Friday, April 30, 2010

Less than 7 weeks!!!!

June 15 can't some soon enough.....seriously. This pregnancy has been far more excruciating than my 2 previous ones. Physically, emotionally.....you name it! It's been worse! lol. Poor Ben! This week has been very rough physically. I was laying down after I got home from work the other night and just burst into tears for no reason. Ben came upstairs, noticed my watery eyes, and asked what was wrong. I honestly didn't know......darn hormones! lol. On the plus side, my doc's visits are going well and everything appears to be ok, so I honestly shouldn't complain!

The ever present "first wife".......that issue is still present, but only rears its ugly head when something comes up. Mostly, it's the girls talking about her and part of me wants to scream "I don't care!" while the other part of me understands that was their Mom and it's somewhat natural for them to mention her....just not maybe every single day! They can still be a tad bit suffocating at times too. Especially these days, I'm tired and cranky when I get home from work and I need that quiet down time to relax before I get bombarded. They don't get that. All hell breaks loose if Ben leaves to go anywhere. It's like their opportunity to have my full attention or say things they wouldn't say in front of their dad, etc. Half the time, I go in my room and shut the door to keep my sanity! lol.

I think I've hit the bigger highlights! Hope you all are doing well!!! xoxo

Monday, April 19, 2010

Hola Friends!

Sorry it's been so long......I don't know why posting on here seems like such a daunting task sometimes.....Anywho, I could just say "same crap, different day" and be done with this post, but that's not very entertaining for you, is it? Here goes....

Still having some "competition" issues, but they mostly come and go. If something about her comes up, the feeling is much stronger than when things are just "normal." I've talked to my counselor about it and we're working on it. All of my issues boil down to a fear of rejection. My psycho doc hit the nail on the head when he said that all of these feelings I have are so strong b/c the love I have for Ben is very different from the love I had for Brian. The deeper I fall for Ben the greater my fear becomes of "losing him." I mean that in many different ways.....regardless, my counselor is definitely tapping into some issues, which I guess is what I pay him for anyway, right? lol.

8 weeks from tomorrow will be Aiden's arrival! I know it will fly, but I'm ready! Granted, there's a lot we don't have, etc, but I'm not freaking out. lol. A friend of mine is throwing me a small shower, so hopefully that can fill in the gaps of what we don't have. Sucks that I gave everything I had away, but then again, I wasn't expecting to have another baby!!!!!

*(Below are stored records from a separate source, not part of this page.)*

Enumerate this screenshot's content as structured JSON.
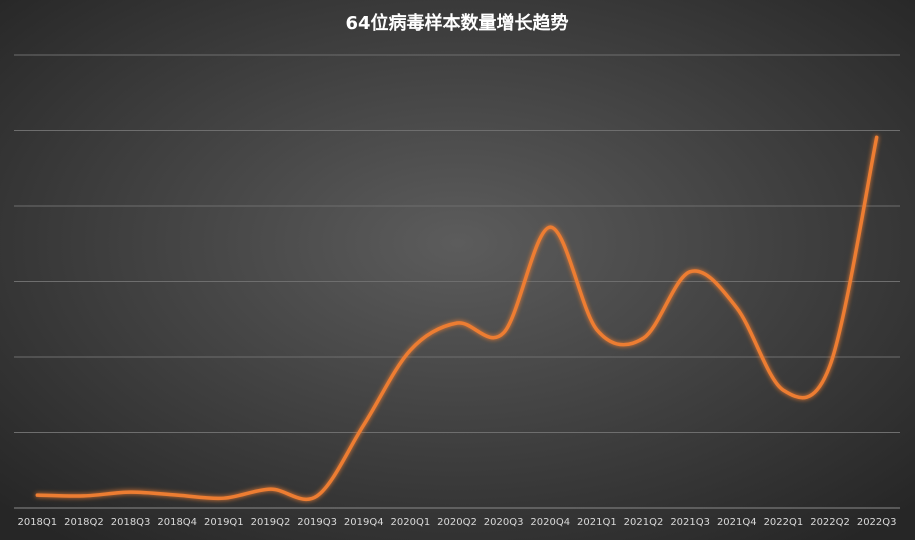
{
  "chart_data": {
    "type": "line",
    "title": "64位病毒样本数量增长趋势",
    "categories": [
      "2018Q1",
      "2018Q2",
      "2018Q3",
      "2018Q4",
      "2019Q1",
      "2019Q2",
      "2019Q3",
      "2019Q4",
      "2020Q1",
      "2020Q2",
      "2020Q3",
      "2020Q4",
      "2021Q1",
      "2021Q2",
      "2021Q3",
      "2021Q4",
      "2022Q1",
      "2022Q2",
      "2022Q3"
    ],
    "series": [
      {
        "color": "#ED7D31",
        "values": [
          0.17,
          0.16,
          0.21,
          0.17,
          0.13,
          0.25,
          0.16,
          1.1,
          2.09,
          2.45,
          2.32,
          3.72,
          2.36,
          2.25,
          3.13,
          2.65,
          1.56,
          1.89,
          4.91
        ]
      }
    ],
    "ylim": [
      0,
      6
    ],
    "yticks": [
      1,
      2,
      3,
      4,
      5,
      6
    ],
    "grid": true
  }
}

So, I had to have "the talk" with the twins a couple of weeks ago. They'll be 11 next month and Britney had started her period. Oh, boy! What a jumpstart into being the mom of preteen! lol. I wasn't ready for this AT ALL. The poor girls knew NOTHING and I mean.....NOTHING! I warned Ben ahead of time that the sex talk might end up in there and was he ok with that. He was fine with it b/c he didnt' have to do it! lol. So, what a night that was! LOL. I tried to stick to the basics. At least I have good practice now for when Abby gets older! Between the twins and then doing the talk again when Taylor's ready, I'll be a pro by then! ha!

Other than that, I don't think you've missed much. Still very much in love and very happy! :) We've had our "disagreements" with lots of tears from me (gotta love hormones!) but we work it out and move on! Love you all!